In order to resist O2 toxicity (CNS) your bodies metebolic rate would have to decline. Good luck!
It is believed that CO2 production is a major contributor to both O2 toxicity as well as Narcosis. Dr. Edward Lanphier noted that CO2 retainers were highest candidates for hyperoxic seizures over 40 years ago, and todays studies would coincide with that.

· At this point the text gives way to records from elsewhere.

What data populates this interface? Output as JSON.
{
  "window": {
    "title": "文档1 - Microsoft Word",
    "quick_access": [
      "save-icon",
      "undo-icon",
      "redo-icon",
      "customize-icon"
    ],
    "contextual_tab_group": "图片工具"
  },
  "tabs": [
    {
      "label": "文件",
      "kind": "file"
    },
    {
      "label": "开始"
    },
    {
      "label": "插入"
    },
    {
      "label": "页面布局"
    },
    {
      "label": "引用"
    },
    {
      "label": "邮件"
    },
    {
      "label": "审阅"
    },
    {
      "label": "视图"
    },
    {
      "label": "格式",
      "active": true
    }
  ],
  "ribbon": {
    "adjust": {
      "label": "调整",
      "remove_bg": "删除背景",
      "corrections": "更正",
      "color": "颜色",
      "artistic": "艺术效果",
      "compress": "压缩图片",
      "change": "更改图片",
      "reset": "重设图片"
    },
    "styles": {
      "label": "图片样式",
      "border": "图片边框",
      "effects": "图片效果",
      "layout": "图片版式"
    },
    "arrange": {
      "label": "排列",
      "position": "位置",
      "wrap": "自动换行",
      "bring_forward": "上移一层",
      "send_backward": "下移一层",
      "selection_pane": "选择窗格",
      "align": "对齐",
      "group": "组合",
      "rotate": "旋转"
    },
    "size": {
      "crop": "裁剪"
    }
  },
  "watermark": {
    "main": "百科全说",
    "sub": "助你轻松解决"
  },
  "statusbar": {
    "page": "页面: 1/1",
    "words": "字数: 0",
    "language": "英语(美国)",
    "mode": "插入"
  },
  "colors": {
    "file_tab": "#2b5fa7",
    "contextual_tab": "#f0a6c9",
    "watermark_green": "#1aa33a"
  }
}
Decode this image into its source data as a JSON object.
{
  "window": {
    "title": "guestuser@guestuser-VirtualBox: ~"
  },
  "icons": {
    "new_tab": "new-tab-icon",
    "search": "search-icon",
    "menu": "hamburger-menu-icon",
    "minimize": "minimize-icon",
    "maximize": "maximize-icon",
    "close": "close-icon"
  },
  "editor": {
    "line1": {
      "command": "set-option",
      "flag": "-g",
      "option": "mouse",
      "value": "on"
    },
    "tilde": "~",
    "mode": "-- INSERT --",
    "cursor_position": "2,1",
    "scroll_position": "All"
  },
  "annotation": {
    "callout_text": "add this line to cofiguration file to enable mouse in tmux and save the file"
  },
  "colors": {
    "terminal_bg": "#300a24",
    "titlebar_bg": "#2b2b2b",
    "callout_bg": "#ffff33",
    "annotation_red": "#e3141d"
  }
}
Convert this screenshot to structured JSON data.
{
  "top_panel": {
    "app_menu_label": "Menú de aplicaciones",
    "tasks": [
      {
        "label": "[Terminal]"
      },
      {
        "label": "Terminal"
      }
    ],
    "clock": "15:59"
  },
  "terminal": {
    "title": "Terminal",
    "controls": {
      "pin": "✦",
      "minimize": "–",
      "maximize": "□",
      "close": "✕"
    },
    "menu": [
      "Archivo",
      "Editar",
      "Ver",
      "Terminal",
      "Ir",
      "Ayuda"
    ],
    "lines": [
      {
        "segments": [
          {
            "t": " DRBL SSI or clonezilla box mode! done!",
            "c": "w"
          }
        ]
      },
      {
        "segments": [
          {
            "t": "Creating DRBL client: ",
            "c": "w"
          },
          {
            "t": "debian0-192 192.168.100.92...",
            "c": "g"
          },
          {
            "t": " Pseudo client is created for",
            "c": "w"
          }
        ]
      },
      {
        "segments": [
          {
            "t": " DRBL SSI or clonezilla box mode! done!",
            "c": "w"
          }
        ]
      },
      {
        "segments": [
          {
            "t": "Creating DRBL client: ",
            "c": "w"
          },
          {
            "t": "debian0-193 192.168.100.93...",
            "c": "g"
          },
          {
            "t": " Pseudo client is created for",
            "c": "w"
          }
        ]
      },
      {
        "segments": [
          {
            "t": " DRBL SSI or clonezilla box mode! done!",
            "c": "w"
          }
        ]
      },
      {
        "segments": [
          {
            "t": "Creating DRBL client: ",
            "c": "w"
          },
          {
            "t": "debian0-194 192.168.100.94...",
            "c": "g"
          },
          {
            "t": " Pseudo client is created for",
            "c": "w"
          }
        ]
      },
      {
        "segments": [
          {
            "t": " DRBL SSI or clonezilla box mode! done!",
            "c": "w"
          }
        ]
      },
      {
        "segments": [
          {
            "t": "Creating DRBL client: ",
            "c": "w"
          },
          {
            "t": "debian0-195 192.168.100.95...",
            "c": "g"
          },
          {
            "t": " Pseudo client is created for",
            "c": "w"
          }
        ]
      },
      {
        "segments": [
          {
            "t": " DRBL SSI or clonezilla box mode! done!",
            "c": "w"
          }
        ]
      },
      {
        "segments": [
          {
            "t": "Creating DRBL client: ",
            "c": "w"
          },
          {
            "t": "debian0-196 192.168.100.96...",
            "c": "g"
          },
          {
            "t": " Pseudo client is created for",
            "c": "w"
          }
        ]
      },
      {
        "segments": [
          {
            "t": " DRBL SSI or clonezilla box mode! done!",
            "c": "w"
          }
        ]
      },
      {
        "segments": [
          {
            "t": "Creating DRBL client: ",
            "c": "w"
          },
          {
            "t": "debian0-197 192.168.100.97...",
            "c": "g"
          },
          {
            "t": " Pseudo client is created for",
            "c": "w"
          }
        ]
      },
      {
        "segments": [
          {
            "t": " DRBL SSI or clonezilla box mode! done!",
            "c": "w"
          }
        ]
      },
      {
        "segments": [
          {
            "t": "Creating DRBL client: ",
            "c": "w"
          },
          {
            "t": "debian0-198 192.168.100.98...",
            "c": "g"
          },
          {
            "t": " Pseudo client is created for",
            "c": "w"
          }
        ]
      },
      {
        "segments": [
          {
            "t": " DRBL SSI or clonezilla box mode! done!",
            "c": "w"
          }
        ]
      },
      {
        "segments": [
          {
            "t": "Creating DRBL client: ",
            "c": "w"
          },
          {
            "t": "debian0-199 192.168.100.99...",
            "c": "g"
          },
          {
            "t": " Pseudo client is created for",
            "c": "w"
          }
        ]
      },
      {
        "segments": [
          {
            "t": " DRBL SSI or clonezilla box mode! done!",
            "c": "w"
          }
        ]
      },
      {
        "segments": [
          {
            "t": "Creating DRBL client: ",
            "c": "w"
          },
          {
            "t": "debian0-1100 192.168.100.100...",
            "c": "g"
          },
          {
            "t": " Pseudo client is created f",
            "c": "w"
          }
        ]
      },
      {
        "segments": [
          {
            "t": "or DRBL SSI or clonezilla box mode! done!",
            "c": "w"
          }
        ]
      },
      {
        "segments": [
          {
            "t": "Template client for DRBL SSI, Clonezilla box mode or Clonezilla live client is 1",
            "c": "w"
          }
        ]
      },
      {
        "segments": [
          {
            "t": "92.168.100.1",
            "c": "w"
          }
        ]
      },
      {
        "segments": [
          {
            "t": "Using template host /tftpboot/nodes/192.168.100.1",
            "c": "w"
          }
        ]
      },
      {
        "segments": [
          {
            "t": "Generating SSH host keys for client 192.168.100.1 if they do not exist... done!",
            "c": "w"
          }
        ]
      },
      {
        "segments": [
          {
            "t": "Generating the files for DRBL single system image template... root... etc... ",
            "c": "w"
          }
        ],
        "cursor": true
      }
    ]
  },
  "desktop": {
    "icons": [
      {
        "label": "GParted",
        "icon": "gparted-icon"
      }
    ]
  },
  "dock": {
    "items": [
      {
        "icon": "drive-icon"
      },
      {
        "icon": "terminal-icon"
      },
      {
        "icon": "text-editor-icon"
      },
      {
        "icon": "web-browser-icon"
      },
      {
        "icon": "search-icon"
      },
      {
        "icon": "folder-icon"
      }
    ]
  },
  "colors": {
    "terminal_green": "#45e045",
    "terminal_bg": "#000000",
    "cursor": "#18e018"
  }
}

Other issues such as adrenaline also appear to convert to a highly toxic chemical in the brain, that predisposes a diver to a hyperoxic seizure. This is noted in a study I once posted on the BBS by Dr. Johnny Brian. Adrenaline is a hard one to control for divers. Increases in adrenaline take place the moment a diver jumps in the water, and sometime before they jump in the water.
Histamines are also a problem that create the vascular constriction from O2 and the vascular dialation from CO2. These can also be coverted into that toxic chemical (hydrogen peroxide).
I also have done deep air dive, and pulled them off. I can honestly say that had a problem arose, the outcome of the dive most likely would have been much different. Although I could monitor my guages and swim, my motor skills were declined as well as my thinking process (known as cognative function).
On a dive with such responsibilities where buddy awareness, gas selection, buoyancy and trim control, stress management, and responsive actions are critical, it would be a bad idea to except anything less than diving with the highest fiteness, highest level of dexterity, and the highest level of thought processing.
Anyone who can truly adapt to these issues of Narcosis and O2 toxicity are super humans. In my opinion they are fooloing themselves. But they might actually belive that they have developed a resistance , but thats probably due to the deteriorating features of the narcosis.